Following reports of abuse of its inmates, a rehabilitation centre for women in Maharashtra is facing criminal proceedings

Rajesh Chavan has been standing outside Navjeevan Mahila Vasatigruh, the State-run rehabilitation home for rescued women, for over three hours making constant calls on his cell phone. He knows the bus routes of the area and directions to the nearest train station; he has learnt them over the past one week during which he visited this quiet Mankhurd locality every day. His wife is an inmate at the home, and he is waiting for her to be allowed out to see him.

The Court has sanctioned her release, but the authorities at the home remain adamant in detaining her.

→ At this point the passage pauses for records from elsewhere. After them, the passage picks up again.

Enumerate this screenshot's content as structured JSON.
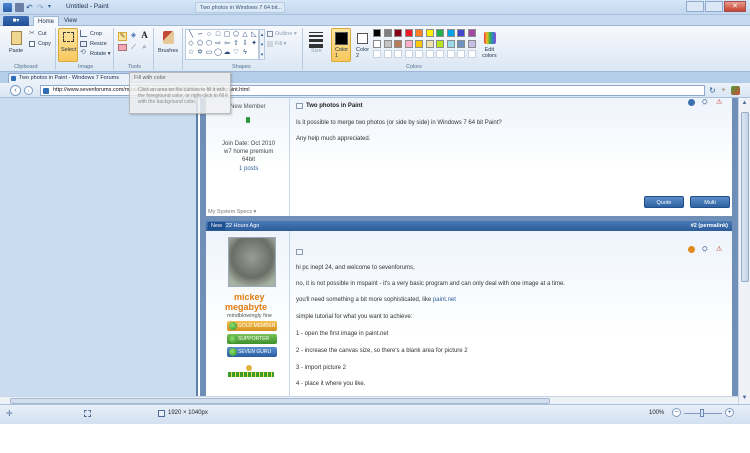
{
  "window": {
    "title": "Untitled - Paint",
    "taskbar_tab": "Two photos in Windows 7 64 bit..."
  },
  "ribbon": {
    "file_tab": "■▾",
    "tabs": [
      "Home",
      "View"
    ],
    "clipboard": {
      "paste": "Paste",
      "cut": "Cut",
      "copy": "Copy",
      "label": "Clipboard"
    },
    "image": {
      "select": "Select",
      "crop": "Crop",
      "resize": "Resize",
      "rotate": "Rotate ▾",
      "label": "Image"
    },
    "tools": {
      "label": "Tools",
      "text_tool": "A"
    },
    "brushes": {
      "label": "Brushes"
    },
    "shapes": {
      "outline": "Outline ▾",
      "fill": "Fill ▾",
      "label": "Shapes"
    },
    "size": {
      "label": "Size"
    },
    "color1": {
      "label": "Color\n1",
      "value": "#000000"
    },
    "color2": {
      "label": "Color\n2",
      "value": "#ffffff"
    },
    "colors_label": "Colors",
    "edit_colors": "Edit\ncolors",
    "palette_row1": [
      "#000000",
      "#7f7f7f",
      "#880015",
      "#ed1c24",
      "#ff7f27",
      "#fff200",
      "#22b14c",
      "#00a2e8",
      "#3f48cc",
      "#a349a4"
    ],
    "palette_row2": [
      "#ffffff",
      "#c3c3c3",
      "#b97a57",
      "#ffaec9",
      "#ffc90e",
      "#efe4b0",
      "#b5e61d",
      "#99d9ea",
      "#7092be",
      "#c8bfe7"
    ],
    "palette_row3": [
      "#ffffff",
      "#ffffff",
      "#ffffff",
      "#ffffff",
      "#ffffff",
      "#ffffff",
      "#ffffff",
      "#ffffff",
      "#ffffff",
      "#ffffff"
    ]
  },
  "browser": {
    "tab_title": "Two photos in Paint - Windows 7 Forums",
    "url": "http://www.sevenforums.com/music-pictures-video/168739-two-photos-paint.html"
  },
  "tooltip": {
    "title": "Fill with color",
    "body": "Click an area on the canvas to fill it with the foreground color, or right-click to fill it with the background color."
  },
  "post1": {
    "user_rank": "New Member",
    "join_date": "Join Date: Oct 2010",
    "os": "w7 home premium",
    "bits": "64bit",
    "posts": "1 posts",
    "title": "Two photos in Paint",
    "body": [
      "Is it possible to merge two photos (or side by side) in Windows 7 64 bit Paint?",
      "Any help much appreciated."
    ],
    "quote": "Quote",
    "multi": "Multi",
    "system_specs": "My System Specs ▾"
  },
  "post2": {
    "badge": "New",
    "time": "22 Hours Ago",
    "permalink": "#2 (permalink)",
    "username_1": "mickey",
    "username_2": "megabyte",
    "tagline": "mindblowingly fine",
    "badges": [
      "GOLD MEMBER",
      "SUPPORTER",
      "SEVEN GURU"
    ],
    "lines": [
      "hi pc inept 24, and welcome to sevenforums,",
      "no, it is not possible in mspaint - it's a very basic program and can only deal with one image at a time.",
      "you'll need something a bit more sophisticated, like",
      "simple tutorial for what you want to achieve:",
      "1 - open the first image in paint.net",
      "2 - increase the canvas size, so there's a blank area for picture 2",
      "3 - import picture 2",
      "4 - place it where you like."
    ],
    "link": "paint.net"
  },
  "statusbar": {
    "dimensions": "1920 × 1040px",
    "zoom": "100%"
  }
}
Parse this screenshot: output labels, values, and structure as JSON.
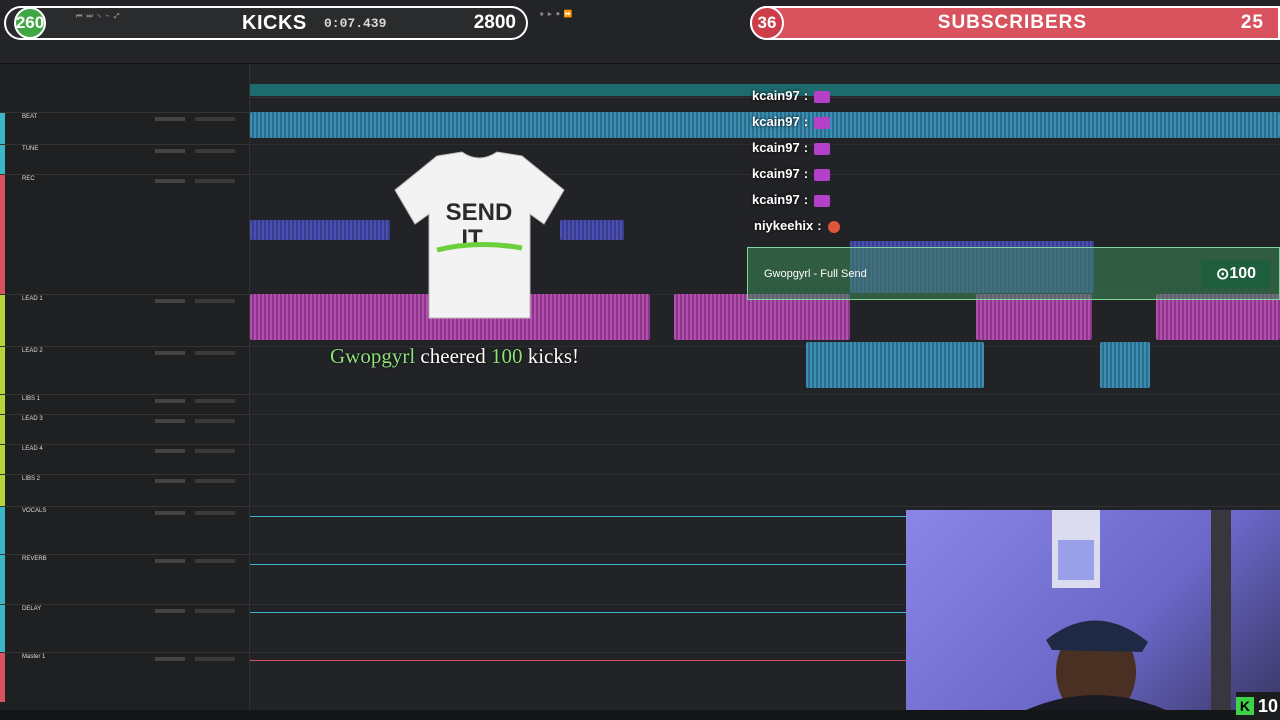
{
  "overlay": {
    "kicks_count": "260",
    "kicks_label": "KICKS",
    "kicks_goal": "2800",
    "subs_count": "36",
    "subs_label": "SUBSCRIBERS",
    "subs_goal": "25"
  },
  "transport": {
    "counter": "0:07.439"
  },
  "tracks": [
    {
      "name": "BEAT",
      "color": "#3bb6c6"
    },
    {
      "name": "TUNE",
      "color": "#3bb6c6"
    },
    {
      "name": "REC",
      "color": "#d9535f"
    },
    {
      "name": "LEAD 1",
      "color": "#b7d437"
    },
    {
      "name": "LEAD 2",
      "color": "#b7d437"
    },
    {
      "name": "LIBS 1",
      "color": "#b7d437"
    },
    {
      "name": "LEAD 3",
      "color": "#b7d437"
    },
    {
      "name": "LEAD 4",
      "color": "#b7d437"
    },
    {
      "name": "LIBS 2",
      "color": "#b7d437"
    },
    {
      "name": "VOCALS",
      "color": "#3bb6c6"
    },
    {
      "name": "REVERB",
      "color": "#3bb6c6"
    },
    {
      "name": "DELAY",
      "color": "#3bb6c6"
    },
    {
      "name": "Master 1",
      "color": "#d9535f"
    }
  ],
  "chat": [
    {
      "user": "kcain97",
      "sep": ":"
    },
    {
      "user": "kcain97",
      "sep": ":"
    },
    {
      "user": "kcain97",
      "sep": ":"
    },
    {
      "user": "kcain97",
      "sep": ":"
    },
    {
      "user": "kcain97",
      "sep": ":"
    },
    {
      "user": "niykeehix",
      "sep": ":"
    }
  ],
  "alert": {
    "user": "Gwopgyrl",
    "item": "- Full Send",
    "amount": "100"
  },
  "cheer": {
    "user": "Gwopgyrl",
    "verb": "cheered",
    "amount": "100",
    "unit": "kicks!"
  },
  "shirt": {
    "line1": "SEND",
    "line2": "IT"
  },
  "badge": {
    "icon": "K",
    "value": "10"
  },
  "colors": {
    "kicks_green": "#3fa844",
    "subs_red": "#d9535f",
    "wave_blue": "#3b8fb4",
    "wave_pink": "#b44fb0"
  }
}
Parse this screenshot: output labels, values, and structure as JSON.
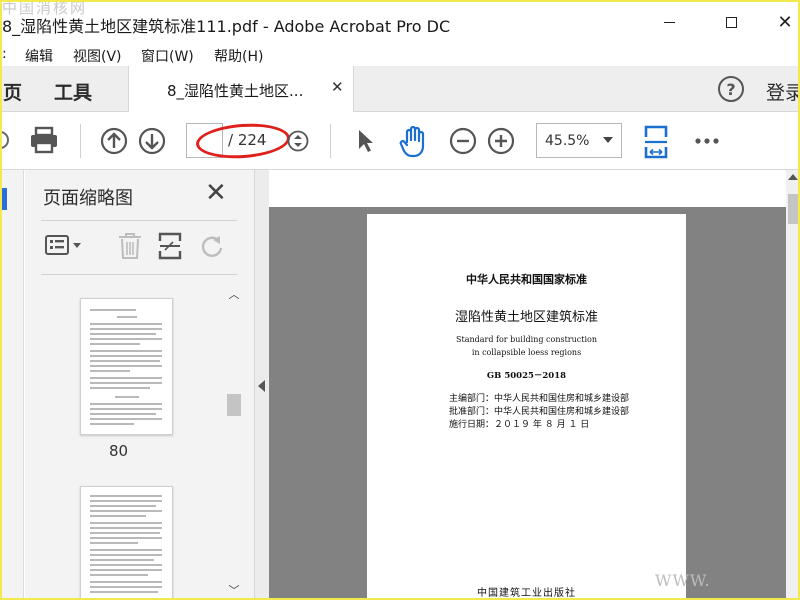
{
  "window": {
    "title": "8_湿陷性黄土地区建筑标准111.pdf - Adobe Acrobat Pro DC",
    "watermark_top": "中国消核网"
  },
  "menu": [
    "编辑",
    "视图(V)",
    "窗口(W)",
    "帮助(H)"
  ],
  "tabs": {
    "home": "页",
    "tools": "工具",
    "document": "8_湿陷性黄土地区...",
    "login": "登录"
  },
  "toolbar": {
    "page_current": "",
    "page_total": "/ 224",
    "zoom": "45.5%"
  },
  "panel": {
    "title": "页面缩略图",
    "thumb_page_number": "80"
  },
  "document": {
    "heading": "中华人民共和国国家标准",
    "title_cn": "湿陷性黄土地区建筑标准",
    "title_en_line1": "Standard for building construction",
    "title_en_line2": "in collapsible loess regions",
    "code": "GB 50025－2018",
    "chief_editor": "主编部门：中华人民共和国住房和城乡建设部",
    "approver": "批准部门：中华人民共和国住房和城乡建设部",
    "effective_date": "施行日期：２０１９ 年 ８ 月 １ 日",
    "publisher": "中国建筑工业出版社"
  },
  "watermark_bottom": "WWW.",
  "colors": {
    "accent_blue": "#1a6fd0",
    "annotation_red": "#e0201b",
    "frame_yellow": "#f2e94e"
  }
}
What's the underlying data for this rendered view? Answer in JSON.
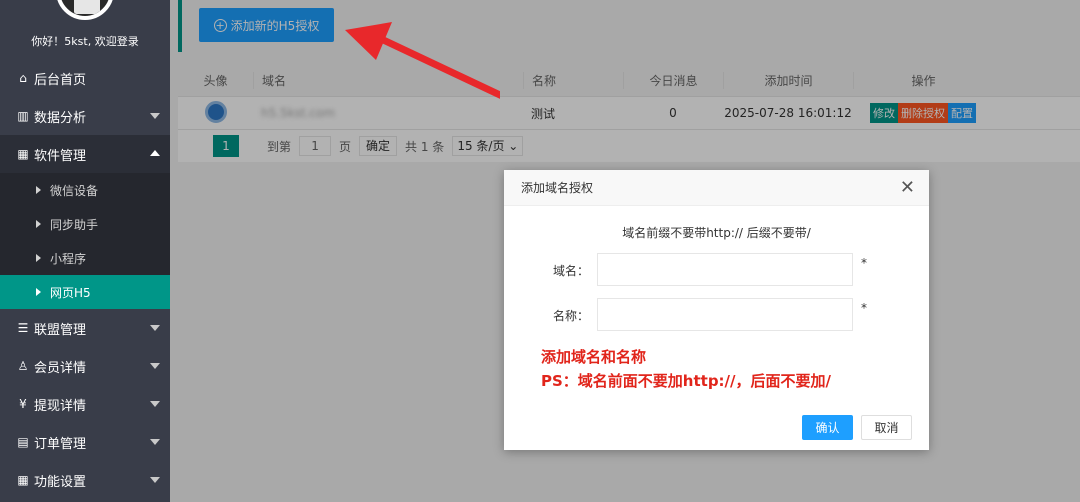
{
  "sidebar": {
    "greeting": "你好！5kst, 欢迎登录",
    "menu": [
      {
        "label": "后台首页",
        "icon": "home-icon"
      },
      {
        "label": "数据分析",
        "icon": "chart-icon"
      },
      {
        "label": "软件管理",
        "icon": "grid-icon"
      },
      {
        "label": "联盟管理",
        "icon": "list-icon"
      },
      {
        "label": "会员详情",
        "icon": "user-icon"
      },
      {
        "label": "提现详情",
        "icon": "yen-icon"
      },
      {
        "label": "订单管理",
        "icon": "table-icon"
      },
      {
        "label": "功能设置",
        "icon": "settings-icon"
      }
    ],
    "submenu": [
      "微信设备",
      "同步助手",
      "小程序",
      "网页H5"
    ]
  },
  "toolbar": {
    "add_label": "添加新的H5授权"
  },
  "table": {
    "headers": [
      "头像",
      "域名",
      "名称",
      "今日消息",
      "添加时间",
      "操作"
    ],
    "row": {
      "domain": "h5.5kst.com",
      "name": "测试",
      "today_msgs": "0",
      "added": "2025-07-28 16:01:12",
      "edit": "修改",
      "delete": "删除授权",
      "config": "配置"
    }
  },
  "pager": {
    "page": "1",
    "goto_label": "到第",
    "goto_value": "1",
    "page_suffix": "页",
    "confirm": "确定",
    "total": "共 1 条",
    "page_size": "15 条/页"
  },
  "dialog": {
    "title": "添加域名授权",
    "tip": "域名前缀不要带http:// 后缀不要带/",
    "domain_label": "域名：",
    "name_label": "名称：",
    "required": "*",
    "note1": "添加域名和名称",
    "note2": "PS：域名前面不要加http://，后面不要加/",
    "ok": "确认",
    "cancel": "取消"
  }
}
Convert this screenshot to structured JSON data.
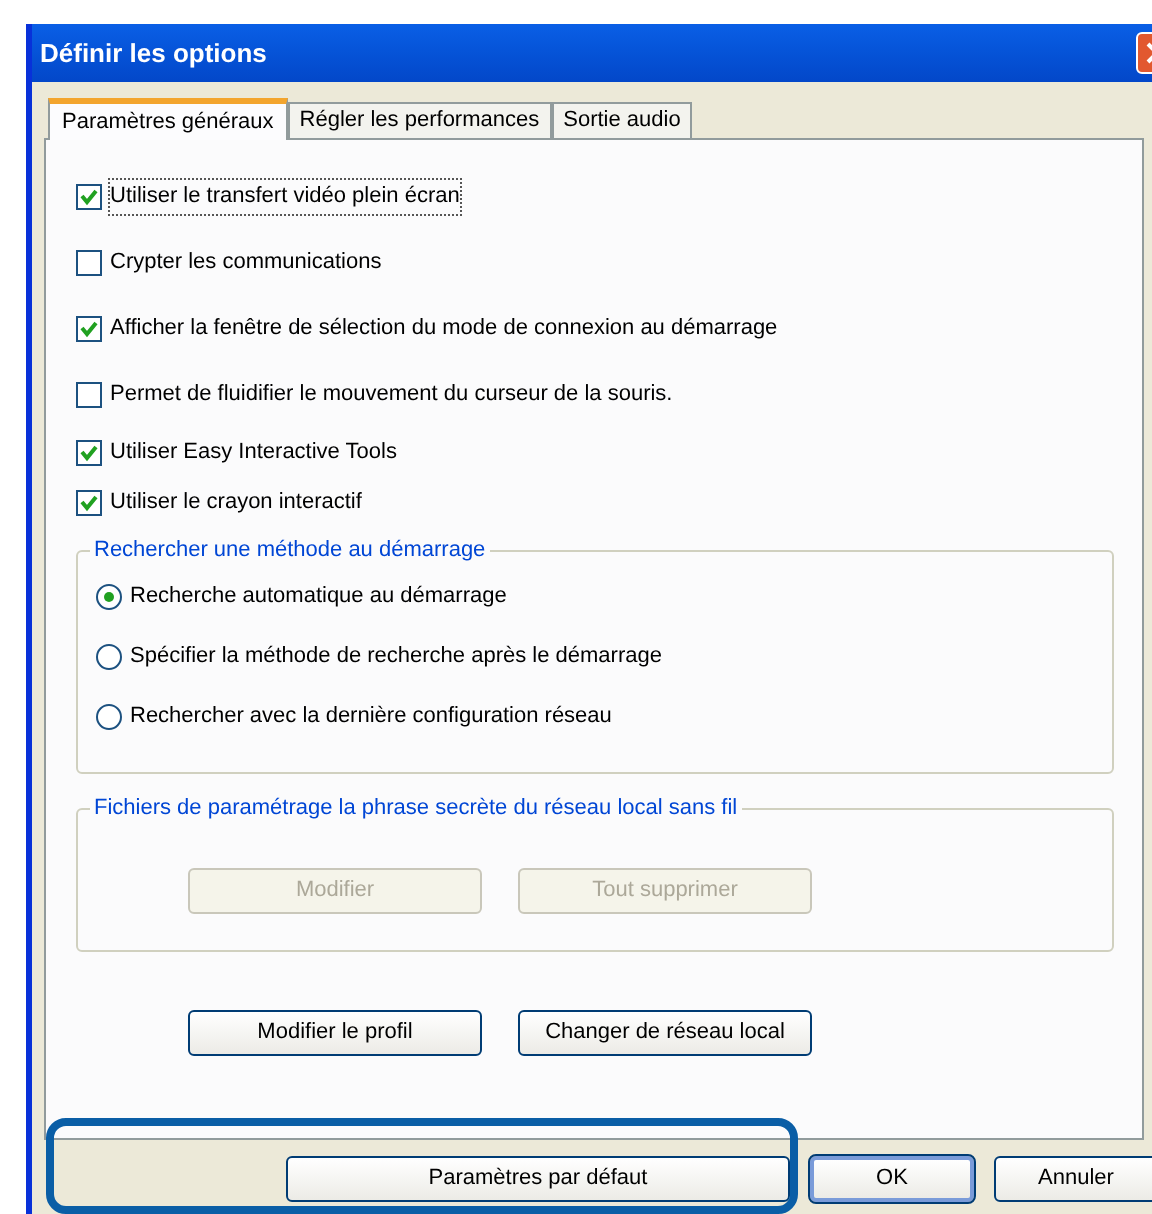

Hers is one of several cases that have recently come to light, even as Shobana Dhinghe, the Superintendent of the home, has been booked under a FIR filed by the Govandi police station for negligence and mistreatment of the inmates.

The panel appointed by the High Court to investigate the situation following reports that quoted an escaped inmate as having complained of poor living conditions and alleged rape, comprising of Superintendent of Police Rashmi Karandikar and psychiatrist Harish Shetty, declared the home a “living hell”, citing abysmally inhuman living conditions, lack of hygiene and sanitation, untrained staff, incidents of rape and sexual exploitation, substandard food provision and failure to provide occupational training and psychosocial rehabilitation to the women.

The inmates are allowed little to no contact with the outside world; many have not left the compound in over a year. In the past seven months, over 50 women have escaped, and several others have been caught and forcibly brought back to the home, often injured. Corruption runs rampant, and only those who grease the palms of the officials with money or what little jewellery they possess are allowed to visit family members or leave the home.

Last week, the Bombay High Court had ordered the State government to immediately improve the maintenance of the home through streamlined coordination between the various responsible departments, and appointed special Family Court judge Swati Chauhan to oversee the investigation into the allegations of abuse of the inmates.

In its recent petition to the High Court, the Forum Against Oppression of Women recommends that in addition to acceptable levels of health and hygiene, the inmates be granted access to lawyers and social organisations and allowed to visit family members.

The Division Bench of Chief Justice Mohit Shah and Justice Anoop Mohta has asked the State to provide a psychiatrist for the home and to expedite the repatriation of women from Bangladesh and Nepal, many of whom have not been repatriated despite having received travel permits, due to authorities’ oversights and negligence.

The Crime Branch will investigate the alleged cases of sexual abuse, and Ms. Swati Chauhan is scheduled to file an updated report on further developments in the next four weeks.

Meanwhile, Rajesh Chavan must continue visiting Navjeevan Mahila Vasatigruh every day, returning home alone.